While the first two details are out of your hands, you can most certainly rectify the third. You can easily pick up the guitar, refine your skills, and be ready should there ever be an opportunity like the Rockin’ 1000 Project in your neighbourhood. And you never know. This past spring saw over 900 Toronto guitarists join the cast of Once on stage to play the show’s “Falling Slowly” together at Toronto’s Ed Mirvish Theatre. So it just might happen.
To make sure you develop the skills to be ready for any kind of group performance, you need to keep a few things in mind. In order to be proficient enough to play along, you’ll need to devote a considerable amount of time towards practicing. Not only do you need to learn the notes, chords, and their associated fingering, but you need to develop the calluses, the ear, and the timing to successfully play within a group. Remember, none of these things can be learnt or developed over night, so don’t expect a miracle. But if you put in the time and try hard, you’ll get to point where your good enough (and confident enough) to join other musicians on stage.

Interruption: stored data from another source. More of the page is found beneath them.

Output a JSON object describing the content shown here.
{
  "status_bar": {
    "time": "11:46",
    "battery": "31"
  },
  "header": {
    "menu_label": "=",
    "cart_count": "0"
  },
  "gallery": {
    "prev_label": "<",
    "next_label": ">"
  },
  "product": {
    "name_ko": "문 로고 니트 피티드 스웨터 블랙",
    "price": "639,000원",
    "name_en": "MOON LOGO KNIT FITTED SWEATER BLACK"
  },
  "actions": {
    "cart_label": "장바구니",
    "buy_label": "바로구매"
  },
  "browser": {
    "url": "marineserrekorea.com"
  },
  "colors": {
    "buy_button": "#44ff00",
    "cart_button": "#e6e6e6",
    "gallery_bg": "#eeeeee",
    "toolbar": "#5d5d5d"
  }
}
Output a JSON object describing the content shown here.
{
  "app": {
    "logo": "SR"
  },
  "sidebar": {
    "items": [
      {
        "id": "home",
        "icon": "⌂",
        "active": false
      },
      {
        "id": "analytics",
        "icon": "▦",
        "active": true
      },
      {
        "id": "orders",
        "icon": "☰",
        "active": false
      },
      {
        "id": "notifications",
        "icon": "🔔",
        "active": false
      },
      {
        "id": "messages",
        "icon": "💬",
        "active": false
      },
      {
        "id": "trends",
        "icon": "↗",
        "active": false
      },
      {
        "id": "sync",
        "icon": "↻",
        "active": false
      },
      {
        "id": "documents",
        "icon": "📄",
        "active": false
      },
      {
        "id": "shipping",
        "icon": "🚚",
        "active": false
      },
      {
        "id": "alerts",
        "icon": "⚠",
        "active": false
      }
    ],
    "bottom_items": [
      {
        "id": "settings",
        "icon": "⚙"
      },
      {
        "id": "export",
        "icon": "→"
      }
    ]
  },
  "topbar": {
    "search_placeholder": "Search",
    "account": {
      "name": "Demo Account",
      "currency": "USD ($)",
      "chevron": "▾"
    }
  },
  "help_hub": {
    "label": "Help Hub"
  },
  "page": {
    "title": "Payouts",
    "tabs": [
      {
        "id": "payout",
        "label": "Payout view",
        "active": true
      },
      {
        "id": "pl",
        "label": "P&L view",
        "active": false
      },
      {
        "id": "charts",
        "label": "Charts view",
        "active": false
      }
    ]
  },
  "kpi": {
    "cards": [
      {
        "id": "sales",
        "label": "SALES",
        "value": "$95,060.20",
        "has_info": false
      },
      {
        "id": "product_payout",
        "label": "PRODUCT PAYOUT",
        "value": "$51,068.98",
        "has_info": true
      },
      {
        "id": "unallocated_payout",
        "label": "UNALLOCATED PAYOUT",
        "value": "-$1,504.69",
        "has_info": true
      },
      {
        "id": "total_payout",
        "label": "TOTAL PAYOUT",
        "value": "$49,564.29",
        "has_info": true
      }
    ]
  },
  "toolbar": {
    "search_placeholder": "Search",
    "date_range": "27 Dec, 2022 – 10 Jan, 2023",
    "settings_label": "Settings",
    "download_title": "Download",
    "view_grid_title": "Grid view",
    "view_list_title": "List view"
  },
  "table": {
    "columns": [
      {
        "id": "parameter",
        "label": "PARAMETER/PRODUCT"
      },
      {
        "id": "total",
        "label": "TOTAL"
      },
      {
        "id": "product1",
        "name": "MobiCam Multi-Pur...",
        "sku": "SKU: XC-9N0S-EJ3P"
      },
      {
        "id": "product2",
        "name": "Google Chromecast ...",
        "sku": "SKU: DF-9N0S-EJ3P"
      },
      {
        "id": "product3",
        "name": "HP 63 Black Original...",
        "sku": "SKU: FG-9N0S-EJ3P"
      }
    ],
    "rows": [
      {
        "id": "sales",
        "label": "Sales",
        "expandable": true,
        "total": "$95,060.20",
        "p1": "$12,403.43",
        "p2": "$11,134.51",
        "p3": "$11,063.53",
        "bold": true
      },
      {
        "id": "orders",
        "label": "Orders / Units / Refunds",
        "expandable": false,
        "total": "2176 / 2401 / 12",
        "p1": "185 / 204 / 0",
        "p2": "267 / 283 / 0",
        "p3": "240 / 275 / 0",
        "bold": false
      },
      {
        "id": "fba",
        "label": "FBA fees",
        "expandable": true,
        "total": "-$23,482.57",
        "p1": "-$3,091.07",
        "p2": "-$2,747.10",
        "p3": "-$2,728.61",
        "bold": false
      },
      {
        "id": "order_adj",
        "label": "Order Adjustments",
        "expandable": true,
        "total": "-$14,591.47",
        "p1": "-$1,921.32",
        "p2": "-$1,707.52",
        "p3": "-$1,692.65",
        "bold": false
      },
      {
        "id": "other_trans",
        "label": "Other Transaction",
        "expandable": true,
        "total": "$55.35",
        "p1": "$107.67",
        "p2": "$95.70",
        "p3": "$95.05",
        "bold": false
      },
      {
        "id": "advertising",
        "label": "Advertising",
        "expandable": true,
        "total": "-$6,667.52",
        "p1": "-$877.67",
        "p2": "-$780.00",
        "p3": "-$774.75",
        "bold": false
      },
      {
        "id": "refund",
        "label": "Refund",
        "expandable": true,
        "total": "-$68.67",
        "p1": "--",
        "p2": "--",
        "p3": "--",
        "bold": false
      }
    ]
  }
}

Of course, you’ll never get your chance to perform in a record-breaking concert without the right gear. At the very least, you’ll need a dependable guitar and amp to play along on any stage – whether it be in a theatre or out on the green. As a beginner, the sheer number of brands of electric guitars can be overwhelming, but a little research can go a long way. Going to the store and learning the differences in sound can also simplify your guitar buying experience. Many beginners turn to Strats because of their bright, sharp sound that make them very popular in rock and pop music. Everyone from Hendrix to Eric Clapton has played one of these. But it’s up to you and your style. With the best selection of electric guitars in Canada, Long & McQuade has you covered. They provide quality instruments that will fit any style of play; and if you’re unsure about what yours is, one of their knowledgeable representatives can walk you through the pros and cons of each and every one of their models.
After ample practise and once outfitted with a guitar, amp, andall of the other equipment you need, you can tick off one thing standing in your way of making music history. You can join in on the next record-breaking jam session and play your way into the history books. And who knows what best-selling artist whose attention you’ll grab with your efforts?